Tolleranze Iso 2768 May 2026

Two weeks later, Clara visited the shop. On Schmidt’s bench sat a beautifully machined bracket—but when she tried to mount the sensor, it wobbled. One hole was 10.15 mm. Another edge was 89.8°. Her face reddened.

“But the sensor needs 10.00 ±0.05!” she protested. tolleranze iso 2768

Clara stared. She had learned about ISO 2768 in university but dismissed it as “boring table stuff.” Now it had bitten her. Two weeks later, Clara visited the shop

Clara spent three sleepless nights perfecting her 3D model. Every hole was exactly 10.000 mm. Every edge was a sharp 90.000°. She emailed the drawings to , the grizzled shop foreman at Präzision & Praxis GmbH , with a note: “Strict tolerances. Please follow exactly.” Another edge was 89

“Clara,” he said calmly, “your drawing had no individual tolerance blocks.
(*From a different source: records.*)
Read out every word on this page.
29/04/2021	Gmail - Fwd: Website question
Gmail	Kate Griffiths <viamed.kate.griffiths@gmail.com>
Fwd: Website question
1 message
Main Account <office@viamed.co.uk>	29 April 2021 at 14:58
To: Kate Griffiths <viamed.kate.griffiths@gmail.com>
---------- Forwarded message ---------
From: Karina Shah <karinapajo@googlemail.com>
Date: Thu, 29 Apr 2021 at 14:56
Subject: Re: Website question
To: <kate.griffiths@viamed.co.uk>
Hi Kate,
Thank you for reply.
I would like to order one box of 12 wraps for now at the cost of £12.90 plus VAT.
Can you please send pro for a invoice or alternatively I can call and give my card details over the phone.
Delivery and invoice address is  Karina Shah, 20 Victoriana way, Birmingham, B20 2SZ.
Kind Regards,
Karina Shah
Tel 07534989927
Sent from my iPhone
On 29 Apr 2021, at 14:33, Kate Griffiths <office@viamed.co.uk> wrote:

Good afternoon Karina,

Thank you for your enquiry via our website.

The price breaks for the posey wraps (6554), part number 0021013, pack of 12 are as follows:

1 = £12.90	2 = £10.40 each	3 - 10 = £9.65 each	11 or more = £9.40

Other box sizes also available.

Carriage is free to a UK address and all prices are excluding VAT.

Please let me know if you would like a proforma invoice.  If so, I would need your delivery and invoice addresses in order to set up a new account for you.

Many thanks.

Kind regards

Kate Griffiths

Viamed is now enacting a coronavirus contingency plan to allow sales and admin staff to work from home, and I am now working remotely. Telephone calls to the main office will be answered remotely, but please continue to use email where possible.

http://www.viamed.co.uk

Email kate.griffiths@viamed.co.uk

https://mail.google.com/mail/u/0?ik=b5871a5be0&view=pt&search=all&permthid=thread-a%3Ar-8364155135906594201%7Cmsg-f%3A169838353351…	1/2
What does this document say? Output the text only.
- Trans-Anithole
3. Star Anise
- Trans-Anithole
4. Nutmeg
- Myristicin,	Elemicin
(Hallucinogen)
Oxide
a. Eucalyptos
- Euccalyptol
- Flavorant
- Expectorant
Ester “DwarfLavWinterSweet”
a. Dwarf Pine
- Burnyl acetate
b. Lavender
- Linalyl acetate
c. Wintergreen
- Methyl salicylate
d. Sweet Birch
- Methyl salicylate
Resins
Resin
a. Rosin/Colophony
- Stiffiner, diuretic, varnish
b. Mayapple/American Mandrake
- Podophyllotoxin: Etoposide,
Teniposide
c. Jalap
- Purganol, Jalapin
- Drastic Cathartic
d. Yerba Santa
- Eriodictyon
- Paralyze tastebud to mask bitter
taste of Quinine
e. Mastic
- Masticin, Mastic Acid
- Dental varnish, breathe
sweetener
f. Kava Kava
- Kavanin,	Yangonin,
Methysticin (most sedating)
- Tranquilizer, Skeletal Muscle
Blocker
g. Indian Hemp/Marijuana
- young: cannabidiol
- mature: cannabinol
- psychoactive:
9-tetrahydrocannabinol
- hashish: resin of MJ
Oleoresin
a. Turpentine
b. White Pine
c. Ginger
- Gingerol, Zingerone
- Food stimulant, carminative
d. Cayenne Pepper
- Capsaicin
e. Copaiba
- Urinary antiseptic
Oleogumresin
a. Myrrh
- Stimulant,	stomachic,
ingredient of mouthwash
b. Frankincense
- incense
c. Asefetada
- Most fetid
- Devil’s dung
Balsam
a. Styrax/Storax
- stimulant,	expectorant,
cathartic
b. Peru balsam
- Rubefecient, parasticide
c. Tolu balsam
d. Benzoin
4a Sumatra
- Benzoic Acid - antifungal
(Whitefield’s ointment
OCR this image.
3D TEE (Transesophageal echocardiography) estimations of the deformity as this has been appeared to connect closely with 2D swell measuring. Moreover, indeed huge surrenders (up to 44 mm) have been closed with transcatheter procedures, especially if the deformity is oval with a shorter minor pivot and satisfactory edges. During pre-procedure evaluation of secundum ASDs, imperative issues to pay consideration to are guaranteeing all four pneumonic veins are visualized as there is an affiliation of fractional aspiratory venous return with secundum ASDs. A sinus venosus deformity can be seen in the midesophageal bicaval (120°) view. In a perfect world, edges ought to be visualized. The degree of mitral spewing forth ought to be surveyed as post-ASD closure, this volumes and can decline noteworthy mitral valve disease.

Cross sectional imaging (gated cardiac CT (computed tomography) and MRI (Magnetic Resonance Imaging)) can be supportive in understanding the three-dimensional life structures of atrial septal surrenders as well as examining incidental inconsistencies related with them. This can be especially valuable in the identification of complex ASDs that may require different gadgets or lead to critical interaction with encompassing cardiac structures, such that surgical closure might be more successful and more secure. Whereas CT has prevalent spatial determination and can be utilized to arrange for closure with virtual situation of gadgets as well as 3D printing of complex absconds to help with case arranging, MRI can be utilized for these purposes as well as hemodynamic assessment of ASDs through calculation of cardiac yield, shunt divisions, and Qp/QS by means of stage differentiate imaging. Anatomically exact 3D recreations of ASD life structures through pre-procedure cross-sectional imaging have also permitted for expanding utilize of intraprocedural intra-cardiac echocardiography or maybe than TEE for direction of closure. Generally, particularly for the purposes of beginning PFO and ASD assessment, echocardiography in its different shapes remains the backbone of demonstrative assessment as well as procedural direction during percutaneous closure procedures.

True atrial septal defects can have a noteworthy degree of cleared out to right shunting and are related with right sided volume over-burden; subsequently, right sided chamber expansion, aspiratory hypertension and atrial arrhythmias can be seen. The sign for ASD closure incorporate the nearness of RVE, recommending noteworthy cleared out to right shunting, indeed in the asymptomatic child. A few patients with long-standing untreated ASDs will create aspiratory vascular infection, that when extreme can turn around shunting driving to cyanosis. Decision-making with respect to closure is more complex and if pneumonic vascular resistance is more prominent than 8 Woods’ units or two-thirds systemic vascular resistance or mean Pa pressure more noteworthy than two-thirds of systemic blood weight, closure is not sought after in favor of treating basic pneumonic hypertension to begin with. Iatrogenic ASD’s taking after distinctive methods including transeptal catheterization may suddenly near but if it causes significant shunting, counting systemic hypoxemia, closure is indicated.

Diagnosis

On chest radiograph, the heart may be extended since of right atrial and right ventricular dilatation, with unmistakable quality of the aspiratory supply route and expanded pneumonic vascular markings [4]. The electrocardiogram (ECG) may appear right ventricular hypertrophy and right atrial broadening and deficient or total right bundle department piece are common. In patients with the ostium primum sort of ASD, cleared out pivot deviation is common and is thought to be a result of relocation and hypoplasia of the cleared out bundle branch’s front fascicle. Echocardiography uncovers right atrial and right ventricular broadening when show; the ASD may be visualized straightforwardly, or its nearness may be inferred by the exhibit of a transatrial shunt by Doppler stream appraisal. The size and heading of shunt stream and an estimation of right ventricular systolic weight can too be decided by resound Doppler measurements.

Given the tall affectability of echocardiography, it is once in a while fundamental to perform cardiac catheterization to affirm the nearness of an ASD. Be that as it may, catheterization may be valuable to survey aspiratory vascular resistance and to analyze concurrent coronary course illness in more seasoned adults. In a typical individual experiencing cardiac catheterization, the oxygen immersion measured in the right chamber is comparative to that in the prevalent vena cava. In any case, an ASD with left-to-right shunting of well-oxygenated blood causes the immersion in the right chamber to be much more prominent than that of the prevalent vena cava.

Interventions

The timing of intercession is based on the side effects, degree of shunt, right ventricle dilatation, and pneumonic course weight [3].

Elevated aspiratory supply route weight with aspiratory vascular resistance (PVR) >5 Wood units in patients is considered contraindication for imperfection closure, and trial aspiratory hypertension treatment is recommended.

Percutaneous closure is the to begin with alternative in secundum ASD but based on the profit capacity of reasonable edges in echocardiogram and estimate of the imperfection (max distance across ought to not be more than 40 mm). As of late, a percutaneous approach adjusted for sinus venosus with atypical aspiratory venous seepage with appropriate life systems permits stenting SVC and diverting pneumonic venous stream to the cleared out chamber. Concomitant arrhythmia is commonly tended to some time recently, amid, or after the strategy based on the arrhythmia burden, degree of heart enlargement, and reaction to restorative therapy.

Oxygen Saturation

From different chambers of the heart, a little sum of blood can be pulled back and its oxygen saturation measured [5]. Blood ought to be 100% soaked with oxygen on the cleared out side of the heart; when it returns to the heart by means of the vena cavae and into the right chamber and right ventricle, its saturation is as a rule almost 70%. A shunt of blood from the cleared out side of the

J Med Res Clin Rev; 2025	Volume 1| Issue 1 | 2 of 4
No surface finish notes. No ‘±’ anywhere. By international standard ISO 2768, part ‘m’ (medium) applies automatically for general dimensions. That means holes from 6 to 30 mm? ±0.2 mm. Angles above 120 mm? ±0.5°. Your 10 mm hole is allowed to be 10.2 mm max. Mine is 10.15—perfectly legal.”

That evening, Clara revised her drawing. For the sensor mounting holes, she added: . For the bracket’s outer edges, she left ISO 2768-m. The next morning, she called Schmidt.